Berglund E, Ubhayasekera SJ, Karlsson F, Akcakaya P, Aluthgedara W, Ahlen J, Fröbom R, Nilsson IL, Lui WO, Larsson C, Zedenius J, Bergquist J, Bränström R
Anticancer Drugs 25 (4) 415-422 [2014-04-00; online 2013-12-24]
Gastrointestinal stromal tumor (GIST) is the most common mesenchymal neoplasm in the gastrointestinal tract. In most GISTs, the underlying mechanism is a gain-of-function mutation in the KIT or the PDGFRA gene. Imatinib is a tyrosine kinase inhibitor that specifically blocks the intracellular ATP-binding sites of these receptors. A correlation exists between plasma levels of imatinib and progression-free survival, but it is not known whether the plasma concentration correlates with the intracellular drug concentration. We determined intracellular imatinib levels in two GIST cell lines: the imatinib-sensitive GIST882 and the imatinib-resistant GIST48. After exposing the GIST cells to imatinib, the intracellular concentrations were evaluated using LC-MS (TOF).
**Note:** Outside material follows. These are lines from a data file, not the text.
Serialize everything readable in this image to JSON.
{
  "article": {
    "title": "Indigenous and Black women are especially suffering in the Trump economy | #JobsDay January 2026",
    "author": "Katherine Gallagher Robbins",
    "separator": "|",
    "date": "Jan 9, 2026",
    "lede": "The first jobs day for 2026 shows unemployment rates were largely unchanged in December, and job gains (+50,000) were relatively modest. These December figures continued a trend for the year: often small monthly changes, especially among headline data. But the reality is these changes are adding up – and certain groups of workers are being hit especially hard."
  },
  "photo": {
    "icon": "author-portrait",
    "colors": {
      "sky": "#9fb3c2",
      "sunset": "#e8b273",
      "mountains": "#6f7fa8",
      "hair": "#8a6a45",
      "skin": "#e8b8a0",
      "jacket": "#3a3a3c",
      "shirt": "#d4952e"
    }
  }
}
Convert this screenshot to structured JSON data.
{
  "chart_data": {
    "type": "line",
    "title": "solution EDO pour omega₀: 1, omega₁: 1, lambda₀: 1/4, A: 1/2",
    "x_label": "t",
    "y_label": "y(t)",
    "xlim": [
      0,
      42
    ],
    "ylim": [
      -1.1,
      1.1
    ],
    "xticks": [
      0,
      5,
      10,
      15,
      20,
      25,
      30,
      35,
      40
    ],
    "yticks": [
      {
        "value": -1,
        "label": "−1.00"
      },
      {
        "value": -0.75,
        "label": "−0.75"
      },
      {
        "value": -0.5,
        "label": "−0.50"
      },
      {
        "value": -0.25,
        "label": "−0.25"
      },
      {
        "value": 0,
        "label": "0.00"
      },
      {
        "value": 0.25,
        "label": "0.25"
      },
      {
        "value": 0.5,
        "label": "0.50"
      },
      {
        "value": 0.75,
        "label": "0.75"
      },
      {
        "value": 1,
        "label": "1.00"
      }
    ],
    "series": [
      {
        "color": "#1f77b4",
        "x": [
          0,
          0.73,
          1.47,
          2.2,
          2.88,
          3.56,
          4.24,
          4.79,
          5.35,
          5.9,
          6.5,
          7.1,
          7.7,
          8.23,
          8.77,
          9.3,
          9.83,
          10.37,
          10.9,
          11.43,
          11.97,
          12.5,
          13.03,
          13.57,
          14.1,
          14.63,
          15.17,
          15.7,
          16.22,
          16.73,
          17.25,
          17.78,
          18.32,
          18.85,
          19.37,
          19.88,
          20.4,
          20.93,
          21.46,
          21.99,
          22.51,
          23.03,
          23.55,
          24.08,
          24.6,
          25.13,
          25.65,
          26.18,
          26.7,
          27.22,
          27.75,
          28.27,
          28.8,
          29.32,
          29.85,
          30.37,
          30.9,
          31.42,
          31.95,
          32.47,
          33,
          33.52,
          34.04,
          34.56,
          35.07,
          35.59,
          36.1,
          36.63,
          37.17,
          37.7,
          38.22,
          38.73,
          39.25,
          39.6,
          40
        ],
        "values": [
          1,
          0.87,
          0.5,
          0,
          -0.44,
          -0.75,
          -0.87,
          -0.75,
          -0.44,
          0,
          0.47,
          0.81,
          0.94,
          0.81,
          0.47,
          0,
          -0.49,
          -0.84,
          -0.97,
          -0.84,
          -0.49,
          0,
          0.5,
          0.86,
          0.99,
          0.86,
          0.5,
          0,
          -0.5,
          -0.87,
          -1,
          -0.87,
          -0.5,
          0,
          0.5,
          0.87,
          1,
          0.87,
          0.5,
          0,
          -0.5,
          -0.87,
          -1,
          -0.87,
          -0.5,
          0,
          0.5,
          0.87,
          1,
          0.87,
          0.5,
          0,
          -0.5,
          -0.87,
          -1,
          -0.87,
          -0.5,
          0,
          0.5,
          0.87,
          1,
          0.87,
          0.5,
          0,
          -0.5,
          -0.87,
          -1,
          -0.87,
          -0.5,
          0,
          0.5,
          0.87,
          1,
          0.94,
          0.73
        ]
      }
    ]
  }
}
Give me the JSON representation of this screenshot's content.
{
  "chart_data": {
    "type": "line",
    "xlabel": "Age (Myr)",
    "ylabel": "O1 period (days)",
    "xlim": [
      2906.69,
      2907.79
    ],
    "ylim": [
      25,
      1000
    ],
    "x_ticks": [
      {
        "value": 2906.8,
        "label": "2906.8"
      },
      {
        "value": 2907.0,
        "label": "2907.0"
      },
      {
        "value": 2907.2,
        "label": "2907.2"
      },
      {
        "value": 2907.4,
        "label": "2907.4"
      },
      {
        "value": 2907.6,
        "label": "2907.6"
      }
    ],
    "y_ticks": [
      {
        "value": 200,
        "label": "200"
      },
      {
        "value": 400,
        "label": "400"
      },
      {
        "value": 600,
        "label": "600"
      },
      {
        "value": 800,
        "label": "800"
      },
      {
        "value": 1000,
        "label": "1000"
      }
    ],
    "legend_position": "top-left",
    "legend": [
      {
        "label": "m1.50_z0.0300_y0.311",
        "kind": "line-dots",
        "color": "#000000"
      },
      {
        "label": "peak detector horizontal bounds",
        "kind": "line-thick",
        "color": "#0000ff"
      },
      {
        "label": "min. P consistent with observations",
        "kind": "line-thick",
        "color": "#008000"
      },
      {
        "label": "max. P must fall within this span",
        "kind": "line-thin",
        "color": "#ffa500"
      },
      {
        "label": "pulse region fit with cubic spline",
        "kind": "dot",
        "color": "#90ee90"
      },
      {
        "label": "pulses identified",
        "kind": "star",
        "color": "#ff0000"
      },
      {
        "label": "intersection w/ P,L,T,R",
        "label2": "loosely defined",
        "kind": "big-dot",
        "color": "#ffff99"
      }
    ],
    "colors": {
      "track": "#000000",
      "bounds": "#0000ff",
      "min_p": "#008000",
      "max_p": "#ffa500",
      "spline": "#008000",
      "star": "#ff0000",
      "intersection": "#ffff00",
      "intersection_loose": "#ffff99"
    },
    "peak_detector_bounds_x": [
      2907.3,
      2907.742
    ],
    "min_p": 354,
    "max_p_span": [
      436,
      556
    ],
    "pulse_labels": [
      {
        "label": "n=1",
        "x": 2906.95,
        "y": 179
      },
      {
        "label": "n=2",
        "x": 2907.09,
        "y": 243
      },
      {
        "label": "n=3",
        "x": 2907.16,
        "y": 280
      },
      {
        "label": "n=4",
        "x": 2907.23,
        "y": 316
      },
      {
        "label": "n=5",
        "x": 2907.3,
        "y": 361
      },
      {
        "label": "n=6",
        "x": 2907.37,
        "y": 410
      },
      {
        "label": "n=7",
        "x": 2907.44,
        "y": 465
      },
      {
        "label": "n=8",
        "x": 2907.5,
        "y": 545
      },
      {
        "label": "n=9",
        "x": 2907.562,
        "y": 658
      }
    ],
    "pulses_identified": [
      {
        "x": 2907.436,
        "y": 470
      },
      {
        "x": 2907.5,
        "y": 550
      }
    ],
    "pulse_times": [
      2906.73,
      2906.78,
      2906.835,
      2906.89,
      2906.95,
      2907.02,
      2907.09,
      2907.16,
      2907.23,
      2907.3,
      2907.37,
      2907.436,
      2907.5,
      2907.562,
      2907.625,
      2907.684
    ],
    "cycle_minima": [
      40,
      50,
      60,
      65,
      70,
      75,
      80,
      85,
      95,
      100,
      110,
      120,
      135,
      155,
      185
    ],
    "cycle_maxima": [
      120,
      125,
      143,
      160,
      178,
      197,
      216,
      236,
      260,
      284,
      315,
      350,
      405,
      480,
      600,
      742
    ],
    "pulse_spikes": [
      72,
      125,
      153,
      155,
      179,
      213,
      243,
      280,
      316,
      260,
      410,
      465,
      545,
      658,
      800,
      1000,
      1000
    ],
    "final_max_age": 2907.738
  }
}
The concentration of imatinib in clinical samples from three patients was also determined to assess the validity and reliability of the method in the clinical setting. Determination of imatinib uptake fits within detection levels and values are highly reproducible. The GIST48 cells showed significantly lower imatinib uptake compared with GIST882 in therapeutic doses, indicating a possible difference in uptake mechanisms. Furthermore, imatinib accumulated in the tumor tissues and showed intratumoral regional differences. These data show, for the first time, a feasible and reproducible technique to measure intracellular imatinib levels in experimental and clinical settings. The difference in the intracellular imatinib concentration between the cell lines and clinical samples indicates that drug transporters may contribute toward resistance mechanisms in GIST cells. This highlights the importance of further clinical studies to quantify drug transporter expression and measure intracellular imatinib levels in GIST patients.